Elwin Hope Wilson is the man’s name, and the newspaper article included a picture of him at his South Carolina home holding a framed photo of a mob he participated in during a local civil rights sit-in.
I believe in repentance and forgiveness, I do! But this article makes me squirm. There is something (well, everything really) that smacks of self-interest in all of it, and little that speaks to contrition. That could be the fault of the reporter, or Wilson’s own inability to articulate the depth of his remorse. Or it could be that his actions are purely selfish. If that is so, does it make them wrong?
I know that there is little that any of us do that doesn’t have an element of selfishness in it, even if it’s just the selfish realization that “I’ll feel bad if I don’t,” or “I’ll feel good if I do.” And I know that I cannot truly know what’s in the heart of any person, nor is it my place to judge what I think I do know.
Maybe it would feel better if he was apologizing privately rather than publicly -- whether or not he sought out the publicity. Maybe it would feel better if he hadn’t kept the framed photograph depicting his violence and hatred, or the “colored” sign that used to hang over a restroom in the bus station, and now hangs in his garage.

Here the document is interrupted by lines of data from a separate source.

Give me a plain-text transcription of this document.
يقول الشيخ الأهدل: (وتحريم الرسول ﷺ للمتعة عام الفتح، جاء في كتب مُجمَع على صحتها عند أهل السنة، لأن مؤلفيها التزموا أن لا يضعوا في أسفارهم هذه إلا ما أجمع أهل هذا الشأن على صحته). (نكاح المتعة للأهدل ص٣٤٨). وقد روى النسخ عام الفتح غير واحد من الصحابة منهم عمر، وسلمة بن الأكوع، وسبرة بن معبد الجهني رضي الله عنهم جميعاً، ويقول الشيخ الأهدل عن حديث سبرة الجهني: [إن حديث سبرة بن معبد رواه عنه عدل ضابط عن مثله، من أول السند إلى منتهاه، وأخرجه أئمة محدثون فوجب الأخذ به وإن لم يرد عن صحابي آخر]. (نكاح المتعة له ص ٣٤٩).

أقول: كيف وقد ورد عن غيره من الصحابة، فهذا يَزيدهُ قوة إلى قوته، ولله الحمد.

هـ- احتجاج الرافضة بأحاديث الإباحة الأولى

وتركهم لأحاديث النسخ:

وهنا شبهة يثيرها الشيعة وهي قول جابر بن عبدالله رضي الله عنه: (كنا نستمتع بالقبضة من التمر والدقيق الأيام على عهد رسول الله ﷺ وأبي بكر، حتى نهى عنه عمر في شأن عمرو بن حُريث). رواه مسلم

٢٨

Then again, maybe he wants to set an example by his public apologies, and maybe he keeps the mementos to remind him from whence he came.
Maybe it would feel better if he was expressing some sentiment other than his fear of going to hell; that, for instance, he realizes that African Americans were and are at least his equal. Maybe it would feel better if I knew he was donating a bit to the black Friendship Junior College he (ironically) attended on the GI bill. Maybe it would feel better if religion didn’t give us quite so many easy outs.
But then, I don’t know that this has been easy for him. I don’t know that the heart of a person can’t be changed by the “easy outs” of some religions. I don’t know that easy outs are all bad.
I don’t know why this man troubles me, or why the newspaper article leaves a bad taste in my mouth.
I don’t know. There is so much I don’t know -- about myself, about others, about the world and how it works, about what’s right and what’s wrong.
But what I do know? What I know right now? I know is that it’s spring and the lily-of-the-valley are lining my window sill, gracing me with their beauty and scent.